Tras darle una palmada en el hombro a Ronaldo, Xiao Wenbing se remangó y guardó en el bolsillo los artefactos inmortales restantes. Luego se giró y se dirigió solemnemente a los numerosos expertos del Reino de la Llama: "Todos, hay algo que me cuesta decir, pero debo decirlo".

"Compañero taoísta Xiao, por favor, hable."

"¿Alguien sabe qué es esto?" Xiao Wenbing extendió la mano y tocó el Anillo del Vacío Celestial. Al instante, apareció una vara brillante.

Quini miró fijamente y dijo: «Esta es una de las calamidades que han asolado nuestro Reino de la Llama durante cientos de miles de años. Si esto no hubiera bloqueado la fuente de la vida, nuestro ancestro no se habría debilitado tanto».

El anciano Yan y los demás se enteraron entonces de este objeto. Murmuraron entre ellos por un momento, y en el rostro de todos se reflejaba la ira.

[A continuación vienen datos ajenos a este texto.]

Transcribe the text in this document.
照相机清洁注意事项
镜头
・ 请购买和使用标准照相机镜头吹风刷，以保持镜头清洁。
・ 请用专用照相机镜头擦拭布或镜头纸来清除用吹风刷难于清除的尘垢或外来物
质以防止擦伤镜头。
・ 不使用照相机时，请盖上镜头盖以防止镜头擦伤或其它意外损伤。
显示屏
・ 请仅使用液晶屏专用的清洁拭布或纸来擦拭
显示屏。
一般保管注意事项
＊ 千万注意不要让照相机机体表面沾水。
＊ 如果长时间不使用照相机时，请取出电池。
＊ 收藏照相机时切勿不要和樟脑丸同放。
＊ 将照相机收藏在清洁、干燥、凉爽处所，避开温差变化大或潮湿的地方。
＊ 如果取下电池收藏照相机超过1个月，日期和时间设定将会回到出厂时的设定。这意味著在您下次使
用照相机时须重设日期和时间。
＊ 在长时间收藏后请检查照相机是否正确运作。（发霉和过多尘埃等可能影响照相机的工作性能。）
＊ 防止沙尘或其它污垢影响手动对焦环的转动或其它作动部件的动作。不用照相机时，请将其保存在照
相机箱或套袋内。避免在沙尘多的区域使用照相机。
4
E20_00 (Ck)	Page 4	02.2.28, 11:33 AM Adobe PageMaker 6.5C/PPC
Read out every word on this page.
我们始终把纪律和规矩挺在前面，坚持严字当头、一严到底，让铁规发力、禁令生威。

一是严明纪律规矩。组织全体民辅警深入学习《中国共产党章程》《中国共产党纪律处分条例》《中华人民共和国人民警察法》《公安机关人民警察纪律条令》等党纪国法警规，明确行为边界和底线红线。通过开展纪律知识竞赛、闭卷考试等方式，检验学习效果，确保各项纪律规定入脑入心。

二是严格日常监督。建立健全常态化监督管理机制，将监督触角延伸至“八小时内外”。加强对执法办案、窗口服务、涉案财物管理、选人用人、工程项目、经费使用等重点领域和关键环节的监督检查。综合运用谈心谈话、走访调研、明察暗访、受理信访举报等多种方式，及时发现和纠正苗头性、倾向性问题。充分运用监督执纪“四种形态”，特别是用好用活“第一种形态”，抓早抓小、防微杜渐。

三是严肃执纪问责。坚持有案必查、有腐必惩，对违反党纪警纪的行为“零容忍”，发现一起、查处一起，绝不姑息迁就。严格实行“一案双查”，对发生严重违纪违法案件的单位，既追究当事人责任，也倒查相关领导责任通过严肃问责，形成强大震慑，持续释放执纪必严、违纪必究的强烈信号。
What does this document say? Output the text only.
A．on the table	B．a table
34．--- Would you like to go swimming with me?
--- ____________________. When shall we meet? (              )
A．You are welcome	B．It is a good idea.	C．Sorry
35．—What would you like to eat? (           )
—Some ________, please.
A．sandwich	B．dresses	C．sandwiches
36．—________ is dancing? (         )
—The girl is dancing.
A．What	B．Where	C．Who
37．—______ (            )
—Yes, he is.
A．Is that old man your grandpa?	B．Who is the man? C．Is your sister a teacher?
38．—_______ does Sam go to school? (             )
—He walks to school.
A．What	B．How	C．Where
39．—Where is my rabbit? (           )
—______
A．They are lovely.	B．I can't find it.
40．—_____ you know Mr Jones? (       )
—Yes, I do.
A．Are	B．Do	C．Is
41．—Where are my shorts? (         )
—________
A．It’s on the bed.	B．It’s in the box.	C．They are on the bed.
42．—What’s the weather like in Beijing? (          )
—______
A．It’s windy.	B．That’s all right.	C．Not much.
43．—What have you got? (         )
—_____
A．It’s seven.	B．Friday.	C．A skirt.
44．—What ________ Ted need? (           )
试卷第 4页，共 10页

—Así es, esta es parte de la envoltura exterior del Espíritu Dorado. Fue esto lo que bloqueó la entrada a la fuente de la vida, provocando que el Ancestro del Árbol Divino cayera en coma. —Xiao Wenbing alzó la voz de repente—. ¿Saben por qué una simple envoltura exterior del Espíritu Dorado posee tanta energía?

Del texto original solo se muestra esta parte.